Prove that for all $e \gt 0$, there exists $d \gt 0$ such that for all $x \gt 0$, if $x \lt d$, then ${x^2} \lt e$

Question

I tried to prove this using the contrapositive, but got stuck on $x^2\ge e \rightarrow x\ge d$. But how would I go from there?

Answer 1

Contrapositive of $P\to Q$ is $\lnot Q\to \lnot P$.

Contrapositive of $x>d \to x^2<e$ is $x^2\ge e \to x\le d$.
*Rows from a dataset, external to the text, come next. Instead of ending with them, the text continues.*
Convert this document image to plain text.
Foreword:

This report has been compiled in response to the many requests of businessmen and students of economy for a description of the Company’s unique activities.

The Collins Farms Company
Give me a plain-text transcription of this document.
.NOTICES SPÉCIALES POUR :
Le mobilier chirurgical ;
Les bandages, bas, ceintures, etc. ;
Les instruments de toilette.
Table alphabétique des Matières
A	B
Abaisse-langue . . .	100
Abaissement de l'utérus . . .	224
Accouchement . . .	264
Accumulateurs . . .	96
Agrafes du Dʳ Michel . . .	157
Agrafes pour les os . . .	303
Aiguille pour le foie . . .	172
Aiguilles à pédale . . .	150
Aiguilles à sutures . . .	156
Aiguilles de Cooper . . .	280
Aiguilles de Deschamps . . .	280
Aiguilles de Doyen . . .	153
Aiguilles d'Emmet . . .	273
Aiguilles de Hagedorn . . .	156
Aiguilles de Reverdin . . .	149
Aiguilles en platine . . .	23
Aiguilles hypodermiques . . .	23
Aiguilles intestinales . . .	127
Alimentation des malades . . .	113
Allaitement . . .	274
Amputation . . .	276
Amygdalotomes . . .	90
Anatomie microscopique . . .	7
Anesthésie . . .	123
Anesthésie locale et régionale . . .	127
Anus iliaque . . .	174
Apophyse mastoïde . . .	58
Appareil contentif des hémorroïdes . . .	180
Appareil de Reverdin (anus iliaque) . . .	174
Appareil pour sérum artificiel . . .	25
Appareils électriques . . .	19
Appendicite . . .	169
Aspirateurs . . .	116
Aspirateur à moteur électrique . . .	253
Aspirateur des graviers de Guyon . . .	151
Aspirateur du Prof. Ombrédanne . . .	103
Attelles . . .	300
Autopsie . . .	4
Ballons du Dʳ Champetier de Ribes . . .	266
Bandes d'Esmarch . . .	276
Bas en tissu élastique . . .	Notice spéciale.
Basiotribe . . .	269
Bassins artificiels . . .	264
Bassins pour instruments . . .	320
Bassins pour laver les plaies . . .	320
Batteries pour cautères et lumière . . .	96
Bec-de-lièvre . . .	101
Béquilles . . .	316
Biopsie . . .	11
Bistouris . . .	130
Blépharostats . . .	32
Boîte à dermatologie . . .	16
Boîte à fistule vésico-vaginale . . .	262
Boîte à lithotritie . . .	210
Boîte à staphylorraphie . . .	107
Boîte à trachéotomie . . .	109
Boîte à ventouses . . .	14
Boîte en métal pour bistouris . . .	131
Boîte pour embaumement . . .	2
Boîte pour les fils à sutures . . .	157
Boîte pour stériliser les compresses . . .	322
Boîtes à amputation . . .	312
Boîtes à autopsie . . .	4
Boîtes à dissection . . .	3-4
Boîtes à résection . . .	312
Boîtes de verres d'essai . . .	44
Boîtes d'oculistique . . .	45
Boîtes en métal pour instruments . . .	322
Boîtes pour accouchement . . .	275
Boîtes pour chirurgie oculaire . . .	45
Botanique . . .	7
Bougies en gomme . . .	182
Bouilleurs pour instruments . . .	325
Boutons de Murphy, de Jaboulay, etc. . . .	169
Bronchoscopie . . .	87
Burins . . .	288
Since it is $\forall x>0$, one can let $x=d+e$, then: $x^2=(d+e)^2\ge e \not\to x=d+e\le d$.

Answer 2

It's been quite obvious... I think. If you fix such an $e$, then find an $x$ such that $x^2 < e$. You'll always find it. Fix that $x$. Then take a $d$ such that $d < x$. Again, you'll always find such $d$. I think from Archimedean property and density of $\mathbb R^+$, it follows.

Answer 3

• The contrapositive of $x > d \implies x^2 < e$ is $x^2 \ge e \implies x \le d$.

• The statement of the question states that for very large $x$, it is bounded from above which is clearly not true.

• For example, let $e=1$, for any positive $d$, let $x = \max(2d, e)$, then we have $x > d$ and $x^2 = \max(4d^2, e^2)= \max(4d^2, 1) \ge 1$

Answer 4

You first write down a number $d$ such that $d^2 < e$. Then If $0 < x < d$ you have $x^2 < d^2 < e$.

So try to find this number $d$. You might consider breaking into cases $e < 1$ and $e \geq 1$.